D. Christopher Keil, VP of Business Development, ChipStart LLC
The increasing momentum around adopting software-defined networking (SDN), which communications markets are currently experiencing, is accelerating the need for more comprehensive system management at the system-on-chip (SoC) level.
SDN introduces the notion of “random” events sequencing, such as changing the flow of a routing or switching path in real time from sources external to the network device. Random event change management, in turn, introduces new architectural challenges for communications SoCs because the state operation sequences to be executed are not predictable, as is the case when fully contained within the network device.
Traditionally, changing routing or switching flows are managed completely within the “closed” network system. The silicon that supports these devices then relies architecturally on making changes using uniform, well-coordinated and predictable system sequences. The entire change is managed within the confines of the switch or router. Predictability helps streamline the way these changes are sequenced at the silicon level given that other flows are also managed through the fabric.

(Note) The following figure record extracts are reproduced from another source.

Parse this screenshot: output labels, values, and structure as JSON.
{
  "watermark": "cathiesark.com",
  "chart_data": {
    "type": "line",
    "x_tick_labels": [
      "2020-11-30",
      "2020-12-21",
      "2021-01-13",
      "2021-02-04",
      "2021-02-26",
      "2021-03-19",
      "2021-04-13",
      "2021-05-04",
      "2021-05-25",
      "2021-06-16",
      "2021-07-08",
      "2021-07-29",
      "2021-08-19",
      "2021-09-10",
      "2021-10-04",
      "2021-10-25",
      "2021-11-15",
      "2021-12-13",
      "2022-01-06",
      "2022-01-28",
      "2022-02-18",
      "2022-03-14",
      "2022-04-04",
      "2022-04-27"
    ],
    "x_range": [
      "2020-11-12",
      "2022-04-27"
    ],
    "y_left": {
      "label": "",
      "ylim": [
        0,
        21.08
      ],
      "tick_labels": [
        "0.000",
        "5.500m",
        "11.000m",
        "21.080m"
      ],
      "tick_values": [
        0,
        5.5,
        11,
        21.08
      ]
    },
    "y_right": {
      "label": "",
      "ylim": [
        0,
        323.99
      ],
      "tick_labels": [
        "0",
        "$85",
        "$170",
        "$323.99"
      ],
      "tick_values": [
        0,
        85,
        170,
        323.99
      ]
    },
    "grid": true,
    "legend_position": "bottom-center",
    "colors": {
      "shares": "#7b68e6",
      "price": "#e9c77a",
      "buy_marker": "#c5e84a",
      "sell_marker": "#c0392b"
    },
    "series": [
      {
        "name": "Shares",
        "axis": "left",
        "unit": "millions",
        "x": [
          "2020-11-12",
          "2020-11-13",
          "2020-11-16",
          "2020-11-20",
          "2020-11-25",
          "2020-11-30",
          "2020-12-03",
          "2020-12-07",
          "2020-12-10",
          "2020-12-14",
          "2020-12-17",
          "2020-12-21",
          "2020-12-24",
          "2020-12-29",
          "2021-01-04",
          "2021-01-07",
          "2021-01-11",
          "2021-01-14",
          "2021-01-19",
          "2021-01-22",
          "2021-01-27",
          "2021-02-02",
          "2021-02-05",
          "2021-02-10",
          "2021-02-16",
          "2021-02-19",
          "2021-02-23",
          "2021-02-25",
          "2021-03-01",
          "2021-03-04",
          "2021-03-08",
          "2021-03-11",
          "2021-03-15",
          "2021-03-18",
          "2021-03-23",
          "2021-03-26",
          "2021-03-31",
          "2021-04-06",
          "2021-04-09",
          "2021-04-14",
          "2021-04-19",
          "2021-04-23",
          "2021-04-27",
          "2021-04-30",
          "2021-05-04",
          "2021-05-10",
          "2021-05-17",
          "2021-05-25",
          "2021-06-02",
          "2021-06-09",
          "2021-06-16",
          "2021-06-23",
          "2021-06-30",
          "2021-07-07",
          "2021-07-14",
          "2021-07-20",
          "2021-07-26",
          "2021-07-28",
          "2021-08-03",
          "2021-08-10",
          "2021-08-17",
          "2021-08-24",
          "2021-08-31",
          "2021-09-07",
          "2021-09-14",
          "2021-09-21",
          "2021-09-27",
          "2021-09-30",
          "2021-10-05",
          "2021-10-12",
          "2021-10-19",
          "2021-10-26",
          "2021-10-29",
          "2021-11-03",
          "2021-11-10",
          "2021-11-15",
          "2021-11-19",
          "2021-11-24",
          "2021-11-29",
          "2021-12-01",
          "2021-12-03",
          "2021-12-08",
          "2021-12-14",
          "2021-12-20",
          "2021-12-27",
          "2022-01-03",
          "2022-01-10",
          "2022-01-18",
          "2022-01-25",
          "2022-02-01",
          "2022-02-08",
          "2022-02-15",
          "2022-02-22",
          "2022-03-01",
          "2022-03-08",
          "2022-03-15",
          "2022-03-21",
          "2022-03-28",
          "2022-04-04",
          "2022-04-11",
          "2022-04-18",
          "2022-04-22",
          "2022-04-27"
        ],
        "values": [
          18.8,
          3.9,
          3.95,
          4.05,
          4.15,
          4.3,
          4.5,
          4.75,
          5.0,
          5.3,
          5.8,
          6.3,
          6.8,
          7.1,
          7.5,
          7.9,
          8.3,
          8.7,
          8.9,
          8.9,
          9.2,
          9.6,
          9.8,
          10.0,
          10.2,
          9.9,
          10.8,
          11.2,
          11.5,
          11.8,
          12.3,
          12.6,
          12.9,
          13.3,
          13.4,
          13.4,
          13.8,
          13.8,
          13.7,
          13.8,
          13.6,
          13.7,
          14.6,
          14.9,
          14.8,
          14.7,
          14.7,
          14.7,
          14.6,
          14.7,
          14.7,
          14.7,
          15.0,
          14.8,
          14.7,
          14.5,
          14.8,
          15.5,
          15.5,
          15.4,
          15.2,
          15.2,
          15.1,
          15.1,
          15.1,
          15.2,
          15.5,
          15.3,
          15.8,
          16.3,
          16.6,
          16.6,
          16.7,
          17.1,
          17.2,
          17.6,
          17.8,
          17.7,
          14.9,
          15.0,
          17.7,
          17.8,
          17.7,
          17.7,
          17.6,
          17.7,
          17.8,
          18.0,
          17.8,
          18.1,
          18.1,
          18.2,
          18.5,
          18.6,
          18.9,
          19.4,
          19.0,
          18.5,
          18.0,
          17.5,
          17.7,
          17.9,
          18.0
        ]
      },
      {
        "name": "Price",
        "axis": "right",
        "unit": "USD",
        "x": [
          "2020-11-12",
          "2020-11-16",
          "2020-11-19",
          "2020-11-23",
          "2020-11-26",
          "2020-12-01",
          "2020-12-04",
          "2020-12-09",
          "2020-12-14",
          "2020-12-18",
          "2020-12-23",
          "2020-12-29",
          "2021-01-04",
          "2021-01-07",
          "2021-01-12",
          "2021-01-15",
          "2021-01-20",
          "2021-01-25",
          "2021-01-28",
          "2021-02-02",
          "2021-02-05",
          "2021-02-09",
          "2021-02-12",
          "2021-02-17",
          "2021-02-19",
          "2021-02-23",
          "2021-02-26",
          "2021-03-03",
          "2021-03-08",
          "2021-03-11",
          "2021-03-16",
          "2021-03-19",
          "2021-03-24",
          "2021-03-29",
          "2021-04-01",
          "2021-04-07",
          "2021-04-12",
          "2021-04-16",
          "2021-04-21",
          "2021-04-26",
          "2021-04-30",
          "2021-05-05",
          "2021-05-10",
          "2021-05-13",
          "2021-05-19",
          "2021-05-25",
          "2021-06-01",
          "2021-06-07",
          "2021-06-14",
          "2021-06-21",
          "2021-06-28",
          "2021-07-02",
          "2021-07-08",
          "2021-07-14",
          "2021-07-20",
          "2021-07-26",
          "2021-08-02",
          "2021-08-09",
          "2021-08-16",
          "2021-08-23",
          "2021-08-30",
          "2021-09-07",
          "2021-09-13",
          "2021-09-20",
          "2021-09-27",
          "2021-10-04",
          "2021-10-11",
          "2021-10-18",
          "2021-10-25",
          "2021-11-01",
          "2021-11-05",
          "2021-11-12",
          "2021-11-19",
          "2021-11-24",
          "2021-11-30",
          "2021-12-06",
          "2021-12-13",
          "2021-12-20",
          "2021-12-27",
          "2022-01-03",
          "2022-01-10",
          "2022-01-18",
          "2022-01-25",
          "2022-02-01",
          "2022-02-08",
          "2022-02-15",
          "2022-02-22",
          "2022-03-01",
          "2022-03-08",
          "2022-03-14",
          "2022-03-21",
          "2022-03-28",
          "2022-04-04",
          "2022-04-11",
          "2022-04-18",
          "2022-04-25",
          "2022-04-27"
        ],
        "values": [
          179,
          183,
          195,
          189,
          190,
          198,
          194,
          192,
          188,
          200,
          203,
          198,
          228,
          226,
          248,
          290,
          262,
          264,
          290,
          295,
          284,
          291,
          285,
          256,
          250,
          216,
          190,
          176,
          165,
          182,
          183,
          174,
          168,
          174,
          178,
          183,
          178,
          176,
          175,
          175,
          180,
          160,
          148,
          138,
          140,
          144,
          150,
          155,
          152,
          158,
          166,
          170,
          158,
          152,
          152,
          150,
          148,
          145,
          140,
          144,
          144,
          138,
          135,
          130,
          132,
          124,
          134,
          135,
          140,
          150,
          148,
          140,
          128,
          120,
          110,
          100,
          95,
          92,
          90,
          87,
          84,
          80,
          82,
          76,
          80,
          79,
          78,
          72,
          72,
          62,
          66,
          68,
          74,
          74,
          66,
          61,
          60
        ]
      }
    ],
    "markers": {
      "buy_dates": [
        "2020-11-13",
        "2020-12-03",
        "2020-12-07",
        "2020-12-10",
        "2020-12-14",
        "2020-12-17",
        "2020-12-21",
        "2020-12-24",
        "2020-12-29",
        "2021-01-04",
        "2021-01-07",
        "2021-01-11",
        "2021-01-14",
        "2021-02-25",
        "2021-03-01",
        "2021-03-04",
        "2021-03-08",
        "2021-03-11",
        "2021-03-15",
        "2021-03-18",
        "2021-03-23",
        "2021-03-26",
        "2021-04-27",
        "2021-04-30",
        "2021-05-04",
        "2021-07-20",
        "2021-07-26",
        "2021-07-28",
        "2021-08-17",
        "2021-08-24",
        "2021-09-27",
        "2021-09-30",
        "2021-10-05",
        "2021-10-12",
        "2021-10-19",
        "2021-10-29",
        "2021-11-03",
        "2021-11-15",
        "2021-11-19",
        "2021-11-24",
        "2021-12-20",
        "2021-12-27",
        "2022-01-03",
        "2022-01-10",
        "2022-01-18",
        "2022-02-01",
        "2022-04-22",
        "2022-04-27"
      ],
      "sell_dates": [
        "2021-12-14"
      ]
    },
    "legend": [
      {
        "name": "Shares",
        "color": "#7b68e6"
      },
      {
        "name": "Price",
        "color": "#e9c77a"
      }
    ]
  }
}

Maintaining system integrity as a whole and maximizing system performance (making sure there are no excess cycles to perform these changes) is just a matter of optimizing the base architecture. Packet headers, packet inspection and table management schemes all are finely tuned today based on uniformity and predictability.
But the introduction of random change requests now means support silicon must operate with less predictability. Previously finely tuned switching fabric architectures will need significant redesign, including how the sequence of tasks through IP blocks are performed (order and structure), how data paths behave given a mix of requests, and how arbitration logic prioritizes all this for resource access.
This realization accelerates the need for more robust system management at the SoC level since the impact of SDN is architectural. The notion that this kind of state management can be handled during device development itself will only further lower overall schema reuse and also complicate maintaining compatibility of solution schemes from chip to chip.
SDN implies then not only a revisit of the core communications architectures, but also the need to add significant global system management into the silicon-based architecture so non-uniform and unpredictable change requests can be sequenced. Only then will system integrity and performance be maintained once again for random event management.